PNRR a rischio in Sicilia: speso solo il 13%. A Trapani il 10%

 A meno di due anni dalla scadenza del Piano Nazionale di Ripresa e Resilienza, in Sicilia si procede a passo lento. Anzi, lentissimo. I numeri, messi a disposizione dal progetto Open Polis, mostrano ormai un dato evidente. Mentre a livello nazionale è stato speso il 30,5% delle risorse disponibili – che è comunque meno di un terzo dei fondi PNRR – nell’isola la percentuale scende drasticamente; solo il 13% dei soldi è stato effettivamente speso.

Insomma, anche in questo caso, l’Italia viaggia a due velocità. E la Sicilia resta sempre indietro. Una grossa percentuale dei progetti approvati non è ancora riuscita a spendere un euro, e su circa ventimila progetti finanziati in Sicilia, solo pochissimi hanno già speso l’importo per intero.

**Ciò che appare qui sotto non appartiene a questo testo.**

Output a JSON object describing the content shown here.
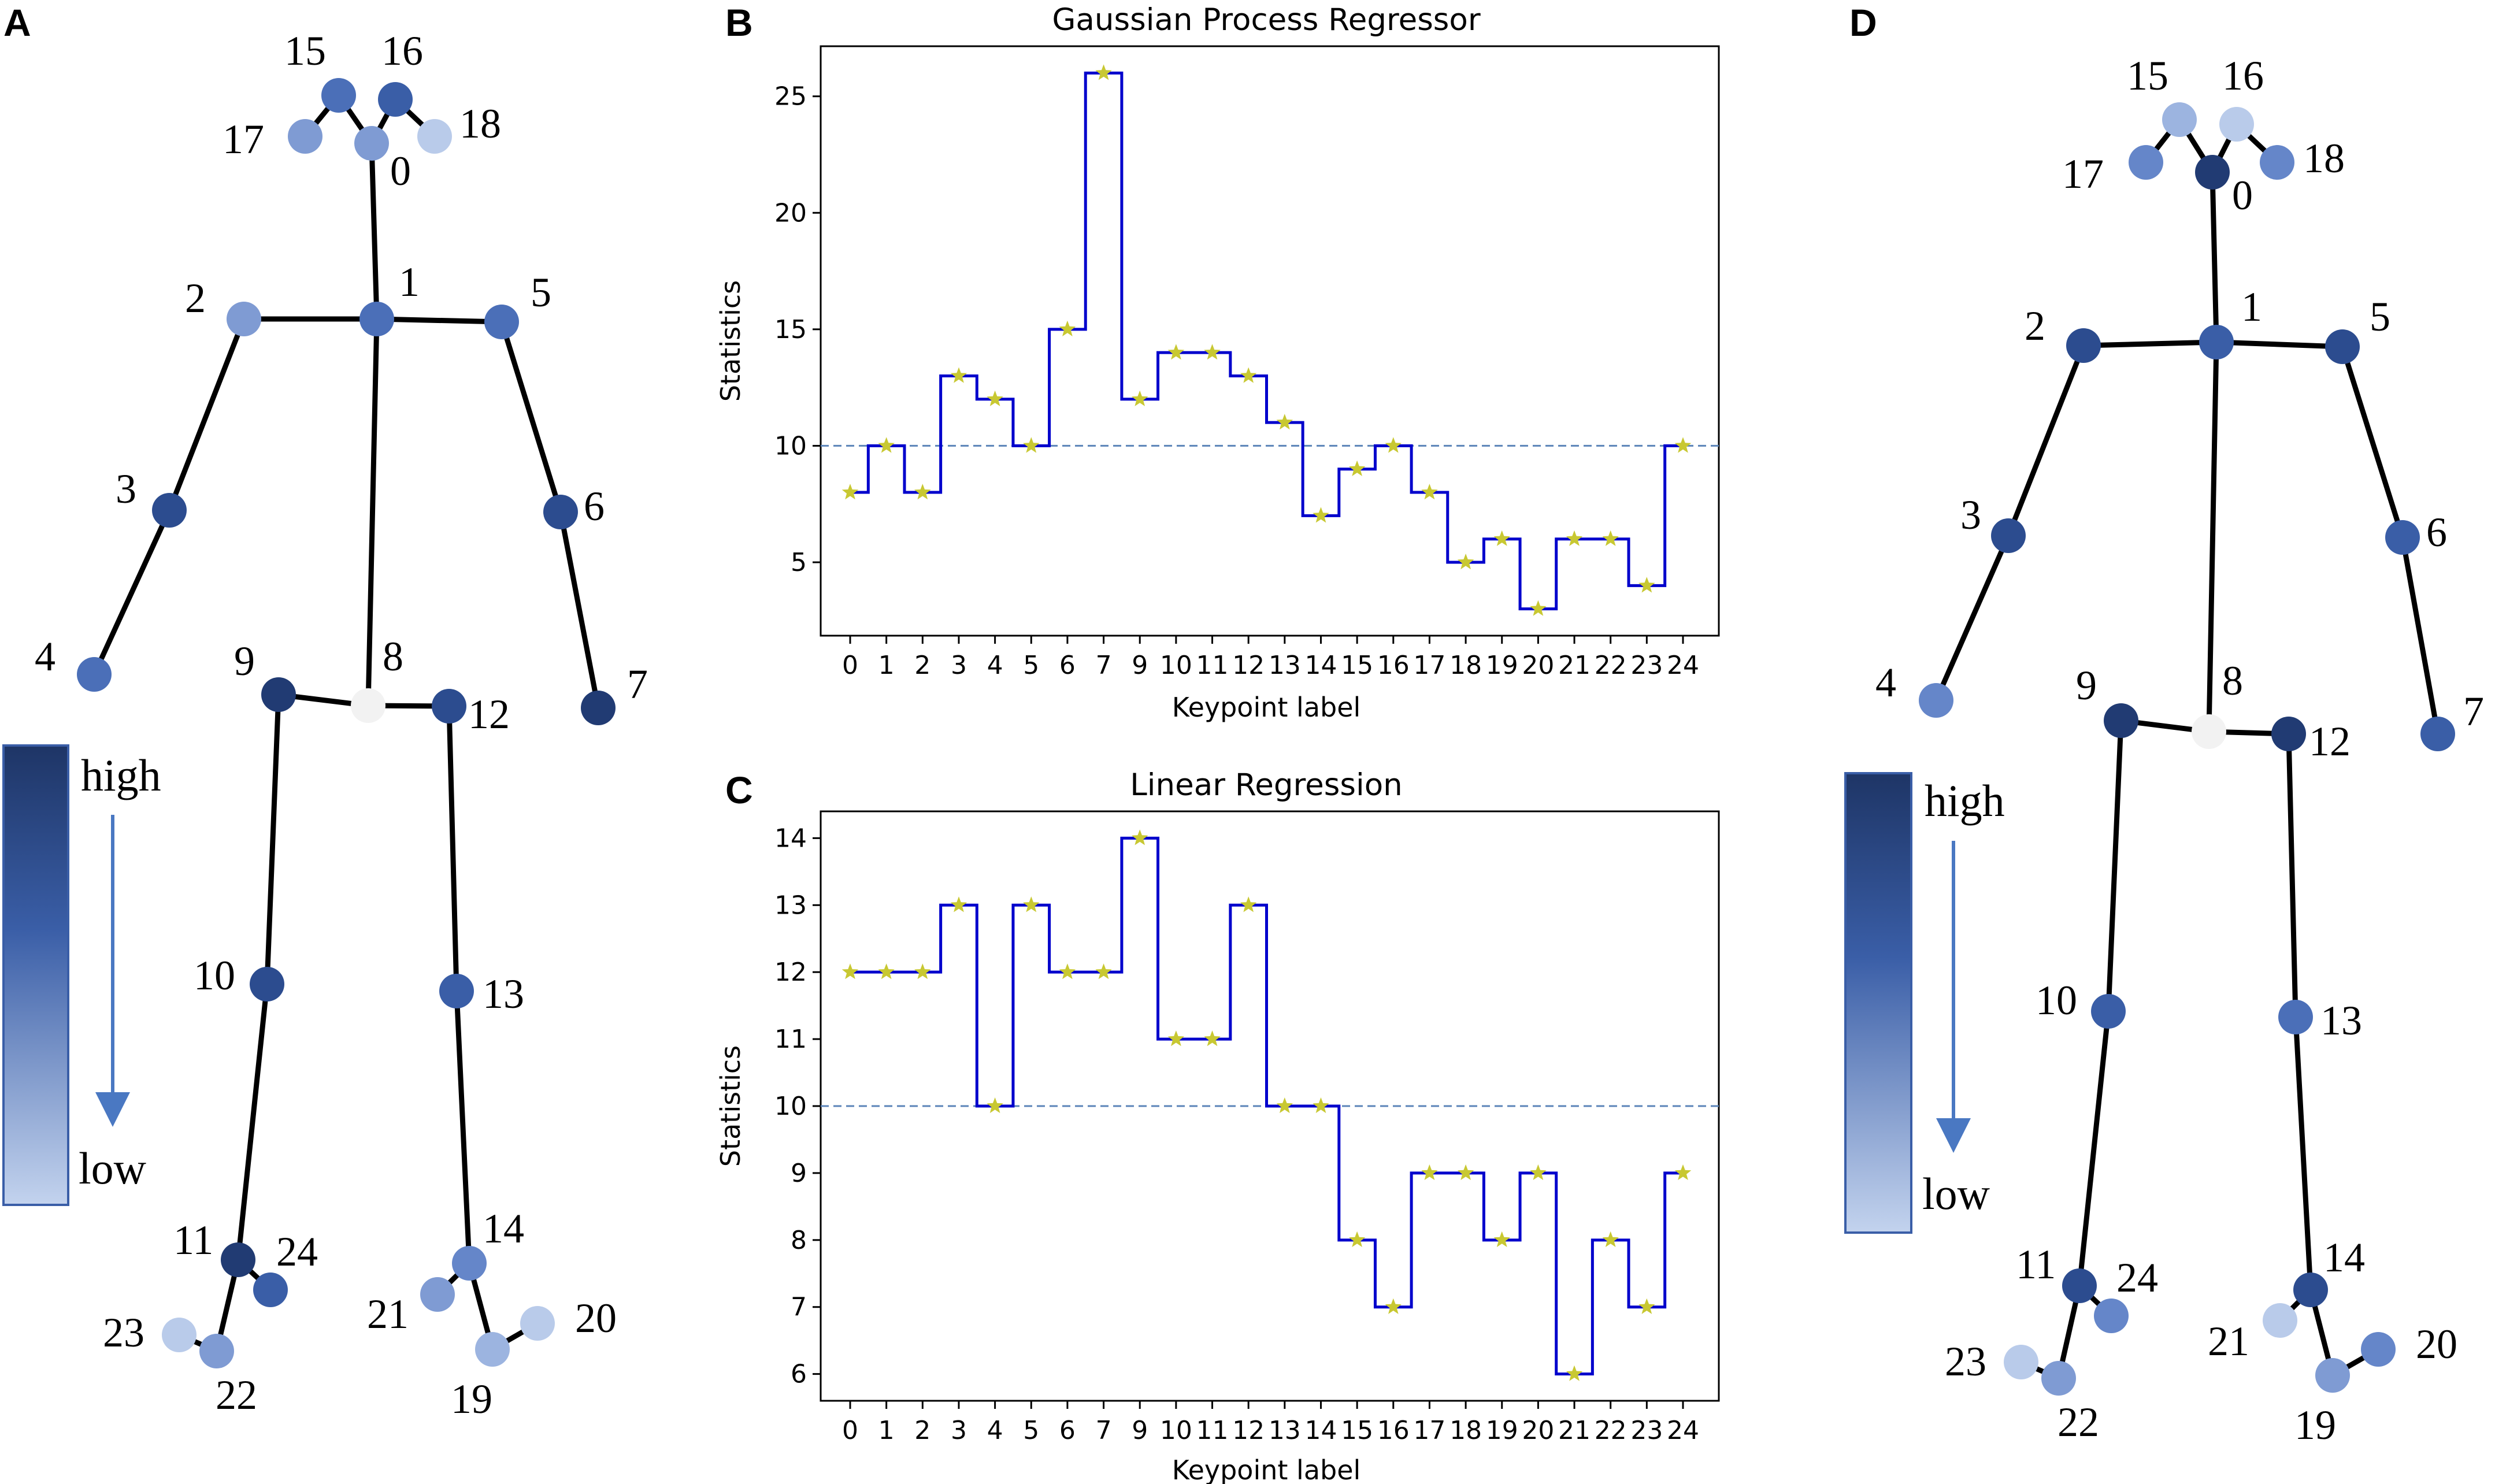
{
  "panels": {
    "a": "A",
    "b": "B",
    "c": "C",
    "d": "D"
  },
  "colors": {
    "scale": [
      "#f2f2f2",
      "#b9cbea",
      "#9cb4e0",
      "#7f9bd3",
      "#6586c9",
      "#4b6fb8",
      "#3a5ea7",
      "#2c4c8f",
      "#213b73",
      "#1c2f5e"
    ],
    "step_line": "#0000cc",
    "marker": "#c8c832",
    "reference_line": "#5b84b8"
  },
  "skeleton": {
    "bones": [
      [
        0,
        1
      ],
      [
        1,
        2
      ],
      [
        2,
        3
      ],
      [
        3,
        4
      ],
      [
        1,
        5
      ],
      [
        5,
        6
      ],
      [
        6,
        7
      ],
      [
        1,
        8
      ],
      [
        8,
        9
      ],
      [
        9,
        10
      ],
      [
        10,
        11
      ],
      [
        11,
        24
      ],
      [
        11,
        22
      ],
      [
        22,
        23
      ],
      [
        8,
        12
      ],
      [
        12,
        13
      ],
      [
        13,
        14
      ],
      [
        14,
        21
      ],
      [
        14,
        19
      ],
      [
        19,
        20
      ],
      [
        0,
        15
      ],
      [
        15,
        17
      ],
      [
        0,
        16
      ],
      [
        16,
        18
      ]
    ],
    "legend": {
      "high": "high",
      "low": "low"
    }
  },
  "skeleton_a": {
    "keypoints": [
      {
        "id": "0",
        "level": 3
      },
      {
        "id": "1",
        "level": 5
      },
      {
        "id": "2",
        "level": 3
      },
      {
        "id": "3",
        "level": 7
      },
      {
        "id": "4",
        "level": 5
      },
      {
        "id": "5",
        "level": 5
      },
      {
        "id": "6",
        "level": 7
      },
      {
        "id": "7",
        "level": 8
      },
      {
        "id": "8",
        "level": 0
      },
      {
        "id": "9",
        "level": 8
      },
      {
        "id": "10",
        "level": 7
      },
      {
        "id": "11",
        "level": 8
      },
      {
        "id": "12",
        "level": 7
      },
      {
        "id": "13",
        "level": 6
      },
      {
        "id": "14",
        "level": 4
      },
      {
        "id": "15",
        "level": 5
      },
      {
        "id": "16",
        "level": 6
      },
      {
        "id": "17",
        "level": 3
      },
      {
        "id": "18",
        "level": 1
      },
      {
        "id": "19",
        "level": 2
      },
      {
        "id": "20",
        "level": 1
      },
      {
        "id": "21",
        "level": 3
      },
      {
        "id": "22",
        "level": 3
      },
      {
        "id": "23",
        "level": 1
      },
      {
        "id": "24",
        "level": 6
      }
    ]
  },
  "skeleton_d": {
    "keypoints": [
      {
        "id": "0",
        "level": 8
      },
      {
        "id": "1",
        "level": 6
      },
      {
        "id": "2",
        "level": 7
      },
      {
        "id": "3",
        "level": 7
      },
      {
        "id": "4",
        "level": 4
      },
      {
        "id": "5",
        "level": 7
      },
      {
        "id": "6",
        "level": 6
      },
      {
        "id": "7",
        "level": 6
      },
      {
        "id": "8",
        "level": 0
      },
      {
        "id": "9",
        "level": 8
      },
      {
        "id": "10",
        "level": 6
      },
      {
        "id": "11",
        "level": 7
      },
      {
        "id": "12",
        "level": 8
      },
      {
        "id": "13",
        "level": 5
      },
      {
        "id": "14",
        "level": 7
      },
      {
        "id": "15",
        "level": 2
      },
      {
        "id": "16",
        "level": 1
      },
      {
        "id": "17",
        "level": 4
      },
      {
        "id": "18",
        "level": 4
      },
      {
        "id": "19",
        "level": 3
      },
      {
        "id": "20",
        "level": 4
      },
      {
        "id": "21",
        "level": 1
      },
      {
        "id": "22",
        "level": 3
      },
      {
        "id": "23",
        "level": 1
      },
      {
        "id": "24",
        "level": 4
      }
    ]
  },
  "chart_data": [
    {
      "type": "line",
      "title": "Gaussian Process Regressor",
      "xlabel": "Keypoint label",
      "ylabel": "Statistics",
      "categories": [
        "0",
        "1",
        "2",
        "3",
        "4",
        "5",
        "6",
        "7",
        "9",
        "10",
        "11",
        "12",
        "13",
        "14",
        "15",
        "16",
        "17",
        "18",
        "19",
        "20",
        "21",
        "22",
        "23",
        "24"
      ],
      "values": [
        8,
        10,
        8,
        13,
        12,
        10,
        15,
        26,
        12,
        14,
        14,
        13,
        11,
        7,
        9,
        10,
        8,
        5,
        6,
        3,
        6,
        6,
        4,
        10
      ],
      "ylim": [
        1.85,
        27.15
      ],
      "yticks": [
        5,
        10,
        15,
        20,
        25
      ],
      "reference_line": 10,
      "drawstyle": "steps-mid",
      "marker": "star",
      "grid": false
    },
    {
      "type": "line",
      "title": "Linear Regression",
      "xlabel": "Keypoint label",
      "ylabel": "Statistics",
      "categories": [
        "0",
        "1",
        "2",
        "3",
        "4",
        "5",
        "6",
        "7",
        "9",
        "10",
        "11",
        "12",
        "13",
        "14",
        "15",
        "16",
        "17",
        "18",
        "19",
        "20",
        "21",
        "22",
        "23",
        "24"
      ],
      "values": [
        12,
        12,
        12,
        13,
        10,
        13,
        12,
        12,
        14,
        11,
        11,
        13,
        10,
        10,
        8,
        7,
        9,
        9,
        8,
        9,
        6,
        8,
        7,
        9
      ],
      "ylim": [
        5.6,
        14.4
      ],
      "yticks": [
        6,
        7,
        8,
        9,
        10,
        11,
        12,
        13,
        14
      ],
      "reference_line": 10,
      "drawstyle": "steps-mid",
      "marker": "star",
      "grid": false
    }
  ]
}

Ma quale settore, in Sicilia, ha saputo utilizzare meglio i fondi? Secondo i dati della piattaforma di monitoraggio OpenPNRR, la fetta più grande delle risorse spese finora è andata al settore Impresa e lavoro, dove il meccanismo del PNRR sembra funzionare meglio: qui il 54% dei pagamenti è già stato effettuato. È uno scarto netto rispetto agli altri settori, che registrano ben altri traguardi: (digitalizzazione 22%; scuola, università e ricerca 20%; cultura e turismo 9%; inclusione sociale 8%; infrastrutture 5%; transizione ecologica 5%; salute 12%).

In ogni caso la situazione è critica, e lo diventa ancora di più se guardiamo al dettaglio territoriale. Nella provincia di Trapani, per esempio, i fondi erogati sono appena il 10% di quell’1,4 miliardi di euro previsto. Anche qui in testa troviamo i progetti su impresa e lavoro (61% di soldi già spesi) mentre arranca tutto il resto. Colpisce il settore Infrastrutture, forse il più strategico per la provincia di Trapani, che al momento registra un bello 0% di finanziamenti utilizzati.

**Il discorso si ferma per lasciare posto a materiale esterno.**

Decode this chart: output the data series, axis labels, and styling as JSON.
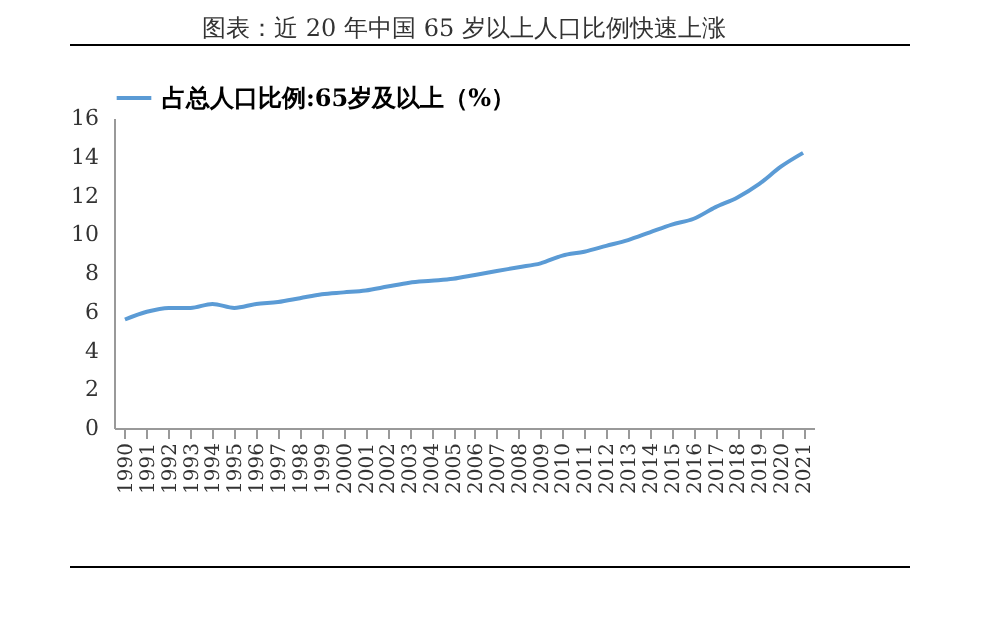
{
  "chart_data": {
    "type": "line",
    "title": "图表：近 20 年中国 65 岁以上人口比例快速上涨",
    "categories": [
      "1990",
      "1991",
      "1992",
      "1993",
      "1994",
      "1995",
      "1996",
      "1997",
      "1998",
      "1999",
      "2000",
      "2001",
      "2002",
      "2003",
      "2004",
      "2005",
      "2006",
      "2007",
      "2008",
      "2009",
      "2010",
      "2011",
      "2012",
      "2013",
      "2014",
      "2015",
      "2016",
      "2017",
      "2018",
      "2019",
      "2020",
      "2021"
    ],
    "series": [
      {
        "name": "占总人口比例:65岁及以上（%）",
        "color": "#5b9bd5",
        "values": [
          5.6,
          6.0,
          6.2,
          6.2,
          6.4,
          6.2,
          6.4,
          6.5,
          6.7,
          6.9,
          7.0,
          7.1,
          7.3,
          7.5,
          7.6,
          7.7,
          7.9,
          8.1,
          8.3,
          8.5,
          8.9,
          9.1,
          9.4,
          9.7,
          10.1,
          10.5,
          10.8,
          11.4,
          11.9,
          12.6,
          13.5,
          14.2
        ]
      }
    ],
    "ylim": [
      0,
      16
    ],
    "yticks": [
      0,
      2,
      4,
      6,
      8,
      10,
      12,
      14,
      16
    ],
    "grid": false,
    "legend": "top",
    "marker": "none",
    "line_style": "solid"
  }
}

Percentuali come queste che evidenziano ancora di più il divario con il resto di Italia, le cui ragioni sono difficili da tracciare. Perché è della colpa della burocrazia, sì, ma anche di una mancanza di competenze specifiche che fatica a trasformare le risorse in cantieri e interventi concreti.

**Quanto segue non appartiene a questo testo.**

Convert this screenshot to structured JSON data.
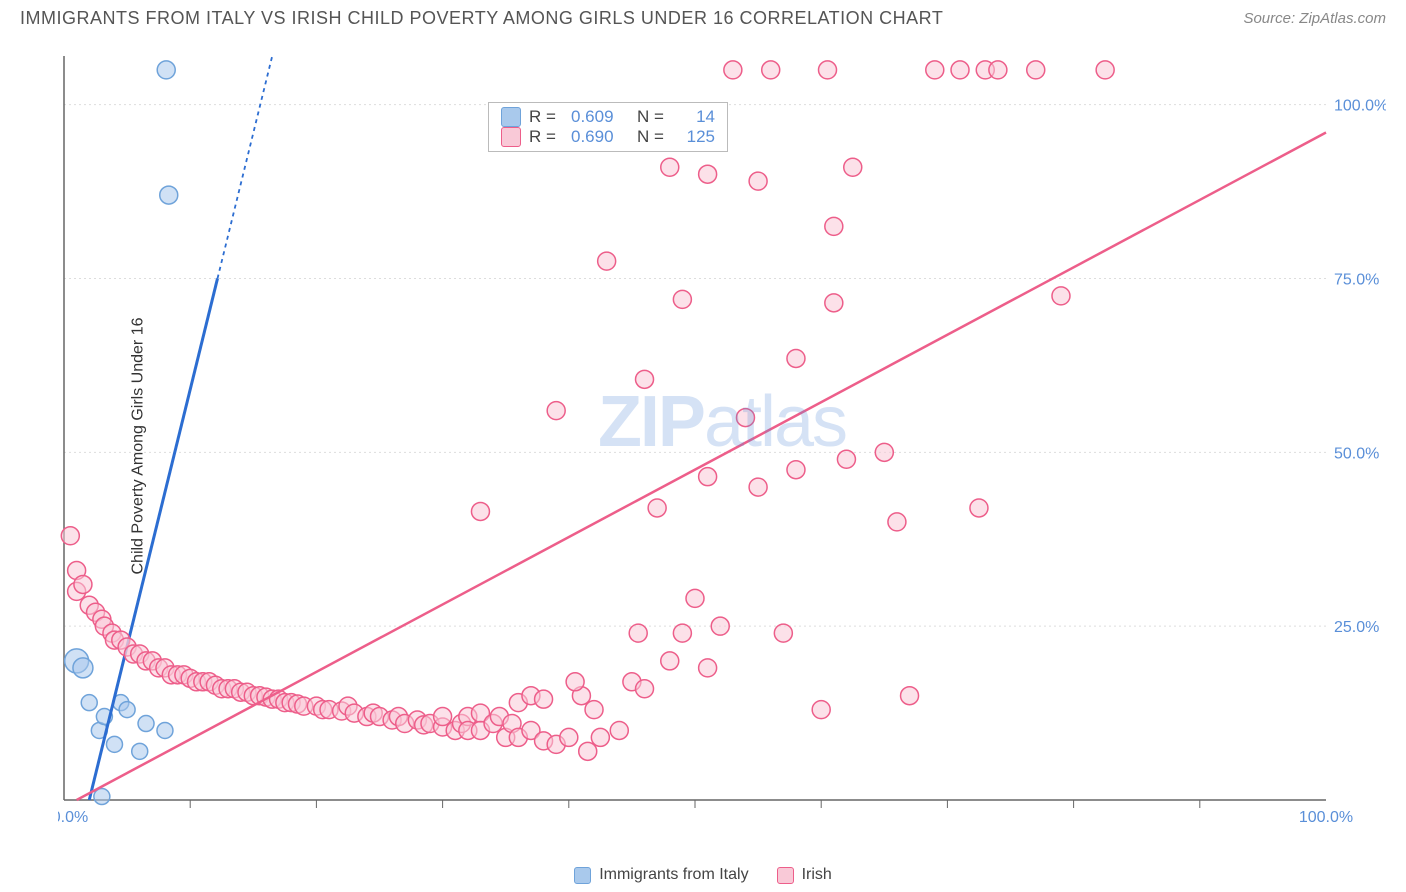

E intanto il tempo stringe. La scadenza, come sappiamo, è fissata per il 30 giugno 2026. Ma l’esito di questa storia sembra già di conoscerlo. Perché se dal 2022 a oggi è stato speso solo il 10% delle risorse nella provincia di Trapani (e il 13% nel resto della Sicilia), è quasi certo che una parte significativa di questi fondi andrà perduta. Un’occasione persa, l’ennesima, che rischia di lasciare la Sicilia esattamente dov’era: con le stesse carenze, gli stessi problemi e le cose irrisolte.